The train_and_predict function accepts three parameters:
- train_input_features - a two-dimensional NumPy array where each element is an array that contains: sepal length, sepal width, petal length, and petal width.
- train_outputs - a one-dimensional NumPy array where each element is a number representing the species of iris which is described in the same row of train_input_features. 0 represents Iris setosa, 1 represents Iris versicolor, and 2 represents Iris virginica.
- prediction_features - two-dimensional NumPy array where each element is an array that contains: sepal length, sepal width, petal length, and petal width.
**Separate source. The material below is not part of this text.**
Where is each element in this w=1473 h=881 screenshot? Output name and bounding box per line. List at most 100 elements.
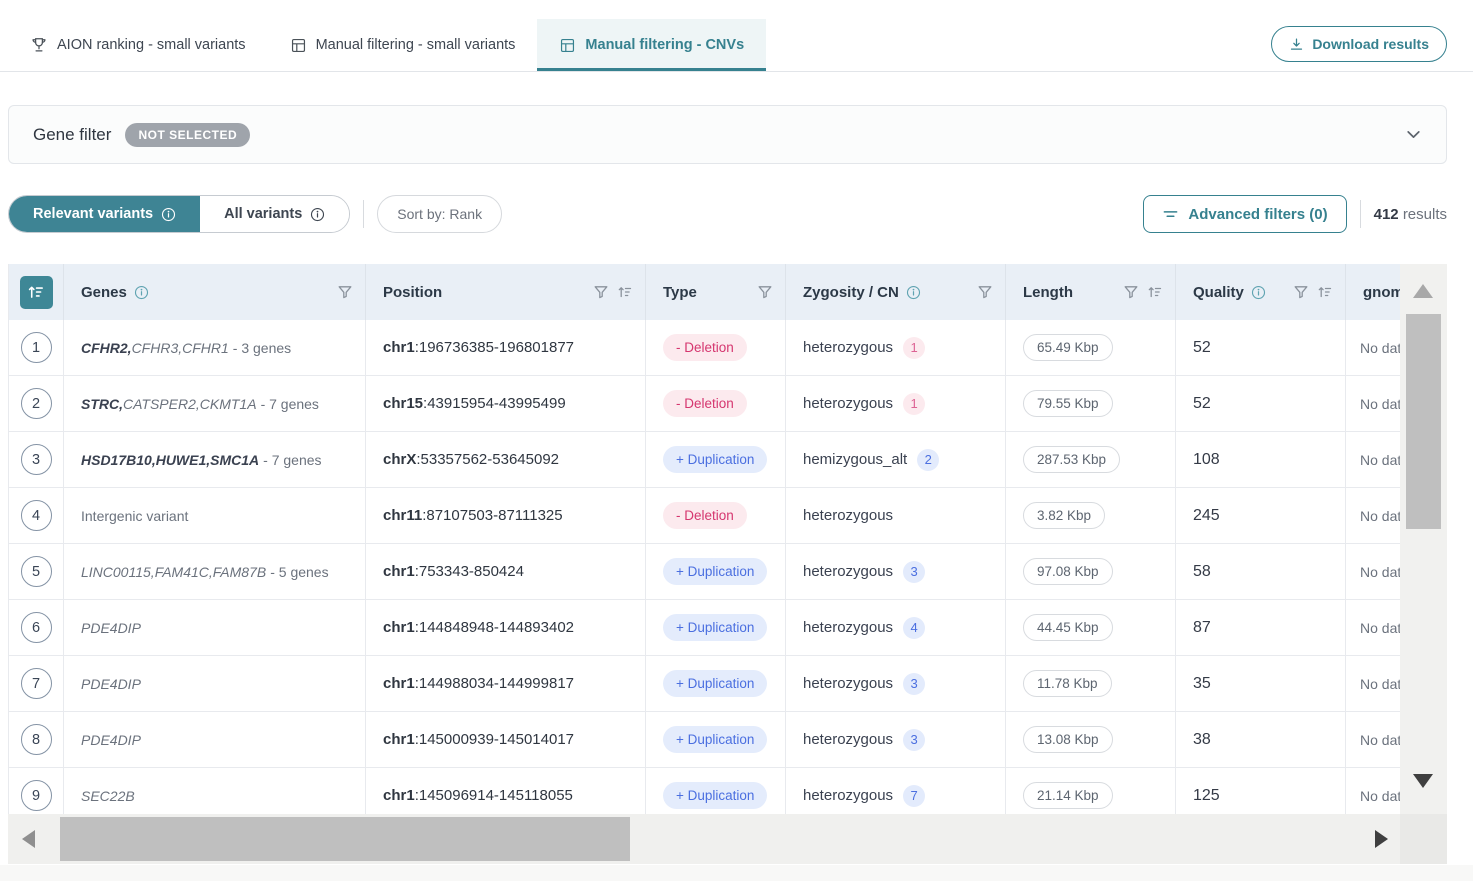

The function should train a classifier using train_input_features as input data and train_outputs as the expected result. After that, the function should use the trained classifier to predict labels for prediction_features and return them as an iterable (like list or numpy.ndarray). The nth position in the result should be the classification of the nth row of the prediction_features parameter.
6. AB Test
Your company is running a test that is designed to compare two different versions of the company’s website.
Version A of the website is shown to 60% of users, while version B of the website is shown to the remaining 40%. The test shows that 8% of users who are presented with version A sign up for the company’s services, as compared to 4% of users who are presented with version B.
If a user signs up for the company’s services, what is the probability that she/he was presented with version A of the website?
7. Dog Classification
The following .csv file contains the data from a classifier model that predicts if an image contains a dog: predictions.csv
The first column contains information if the dog is in the image or not. The second column contains the classifier prediction, which is in the interval 0-100, with higher values meaning that the classifier is more confident that image contains a dog.
What is the value of the decision boundary that will maximize the accuracy of the model? Values greater than or equal to the decision boundary will be treated as positive.
8. Marketing Costs
Implement the desired_marketing_expenditure function, which returns the required amount of money that needs to be invested in a new marketing campaign to sell the desired number of units.
Use the data from previous marketing campaigns to evaluate how the number of units sold grows linearly as the amount of money invested increases.
For example, for the desired number of 60,000 units sold and previous campaign data from the table below, the function should return the float 250,000.
Previous campaigns
| Campaign | Marketing expenditure | Units sold |
|---|---|---|
| #1 | 300,000 | 60,000 |
| #2 | 200,000 | 50,000 |
| #3 | 400,000 | 90,000 |
| #4 | 300,000 | 80,000 |
| #5 | 100,000 | 30,000 |
9. Stock Prices
You are given a list of tickers and their daily closing prices for a given period.
Implement the most_corr function that, when given each ticker's daily closing prices, returns the pair of tickers that are the most highly (linearly) correlated by daily percentage change.